Altman also makes a really puzzling decision in showing clips from Altman’s movies: just about all of them, especially the movies that least deserve to be revealed in such a way, refer back to the end of the picture. Why is the scene from Nashville the scene where Barbara Jean is shot and Winifred takes the microphone? Why is the scene from Short Cuts the earthquake? Why choose the freezing death of McCabe in McCabe & Mrs. Miller? Other scenes in those movies would have served the purpose just as well; it’s yet another choice that smacks of a lack of imagination.
There’s something slickly PR about Altman down to the involvement of his family, a quality that the director this film is made about would have instinctively recoiled from. One wonders if the narration by his third wife, Kathryn Reed, or the narration by his children, or the usage of basically meaningless home movies has something to do with an undeniably whitewashed portrait of Altman.
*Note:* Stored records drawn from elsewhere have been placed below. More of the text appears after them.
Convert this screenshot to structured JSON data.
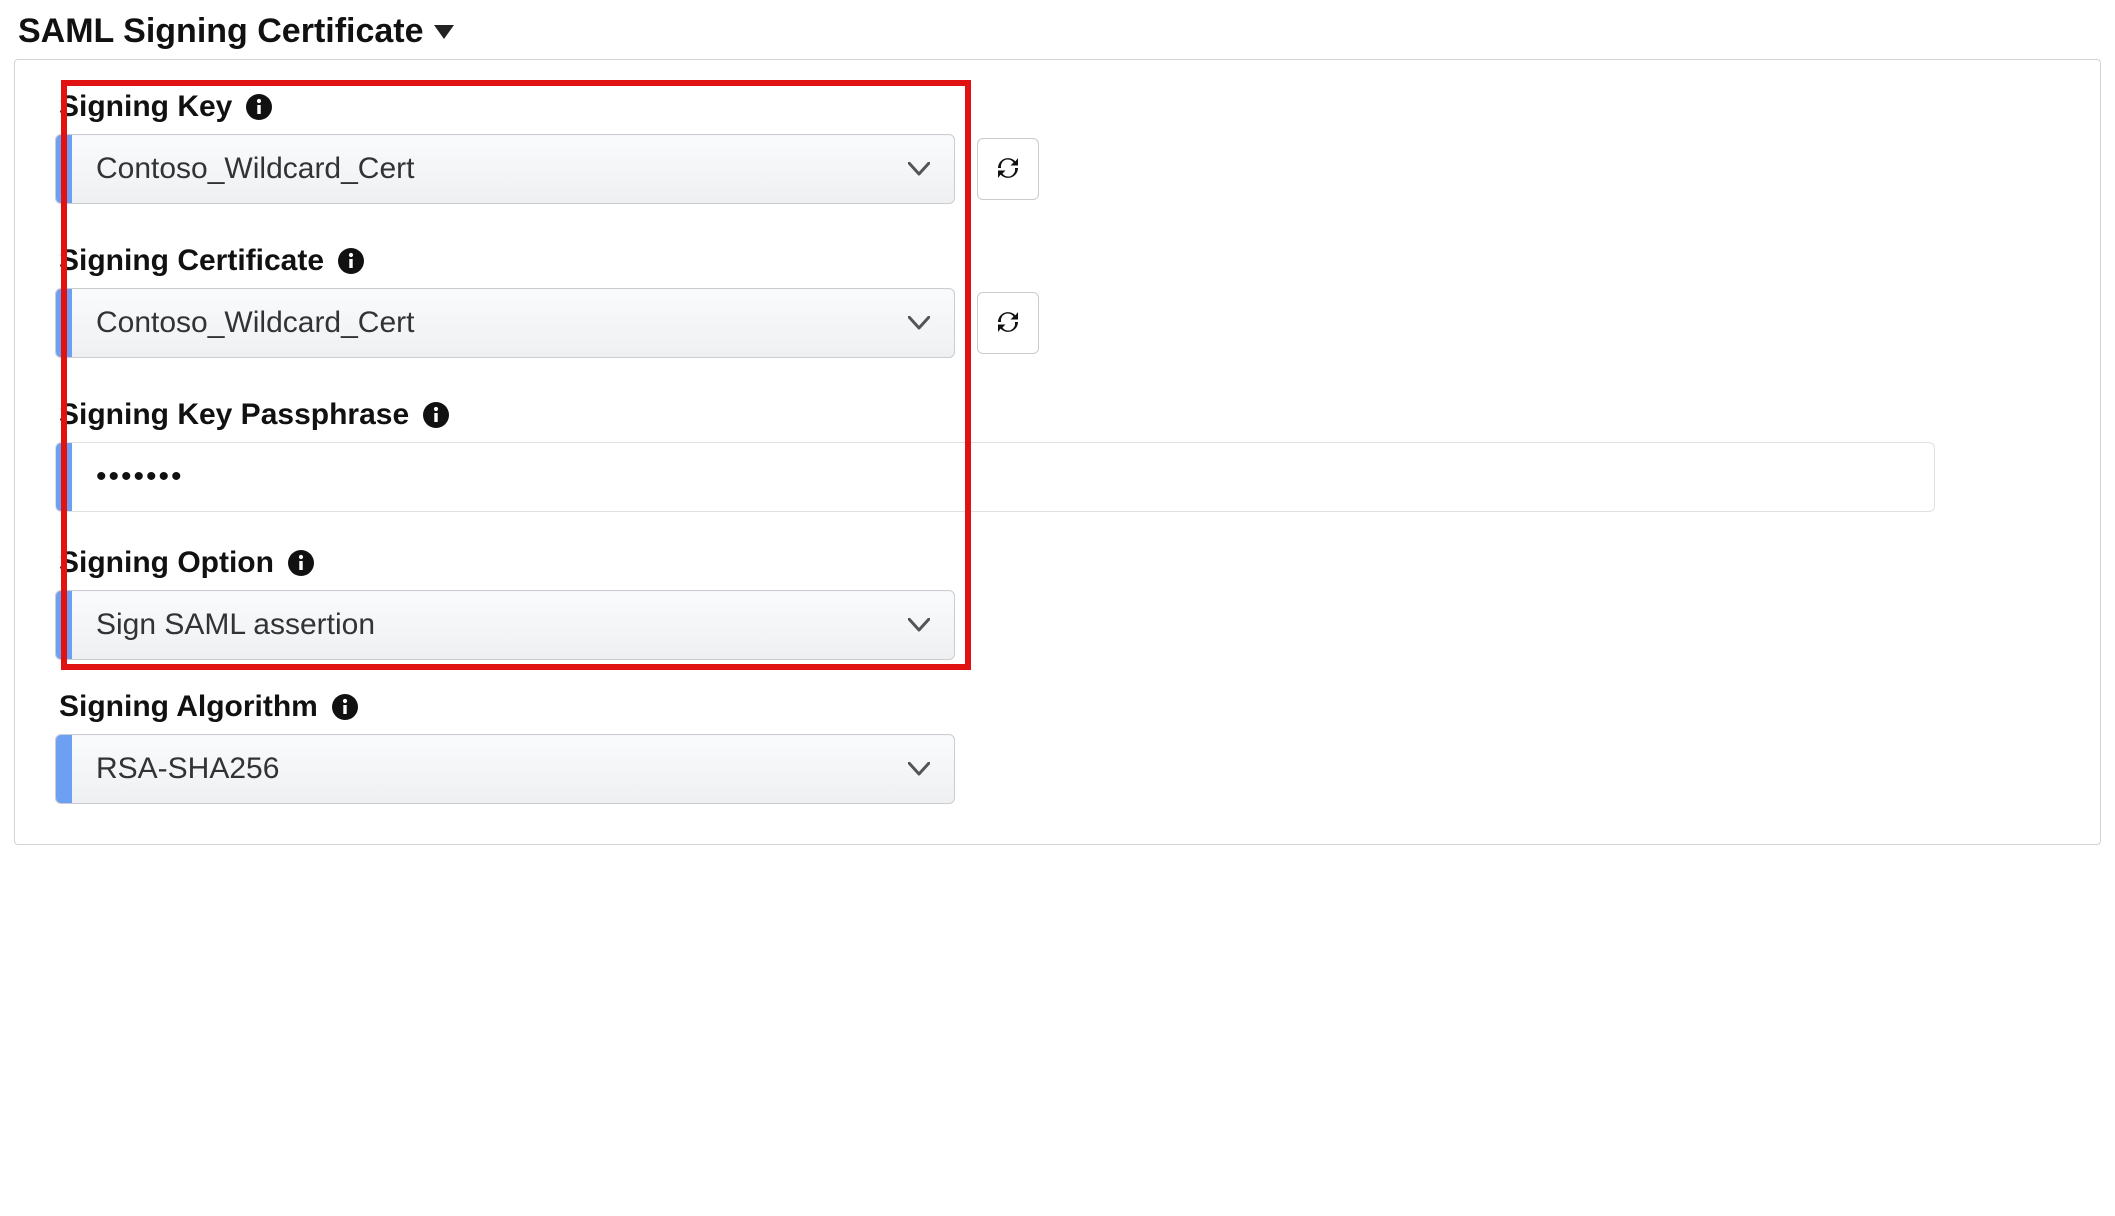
{
  "section": {
    "title": "SAML Signing Certificate"
  },
  "fields": {
    "signing_key": {
      "label": "Signing Key",
      "selected": "Contoso_Wildcard_Cert"
    },
    "signing_certificate": {
      "label": "Signing Certificate",
      "selected": "Contoso_Wildcard_Cert"
    },
    "signing_key_passphrase": {
      "label": "Signing Key Passphrase",
      "value": "•••••••"
    },
    "signing_option": {
      "label": "Signing Option",
      "selected": "Sign SAML assertion"
    },
    "signing_algorithm": {
      "label": "Signing Algorithm",
      "selected": "RSA-SHA256"
    }
  }
}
Reed mentions that when she met Altman, it was on set and he was a little hung over. Even for a Hollywood personality, where alcoholism or drug use are basically a sign that you’re serious, no further mention is made of Altman’s predilection to indulge in both. If Altman wasn’t an alcoholic, he was the closest thing to it; he was also fairly open about his fondness for pot. The movie says nothing further about either. Or, take the movie’s portrait of Altman as a cuddly, sardonic family man. In the interviews and talks we see with Altman, he lives up to it. Certainly he was popular among many actors. But in private or at work, we know he was as “difficult” as any director who ever lived. He was frequently hungry for credit he probably didn’t deserve, as when he publicly downplayed (the longtime blacklisted) Ring Lardner on M*A*S*H, and then did something quite similar on McCabe. Lily Tomlin’s role in Nashville was based on some aspects of Louise Fletcher’s life, and the part was designed with her in mind; without even telling Fletcher, Altman dropped her from the film. How one shows, for a bio-documentary, the scene in McCabe where Warren Beatty sits in the snow and has it blown into his face over and over again without mentioning that Altman did it to get back at Beatty for what he perceived as a difficult shoot is beyond me. That was every bit as much who Altman was as the guy who cast his grandson as Swee’Pea in Popeye, and not acknowledging it (or his grocery list of personal flaws) is the silliest hagiography. Like Kent Jones of Hitchcock/Truffaut, who never once mentions the allegations Tippi Hedren made against Hitchcock, Ron Mann seems terribly afraid to take the plunge and admit that his subject may not be a good man.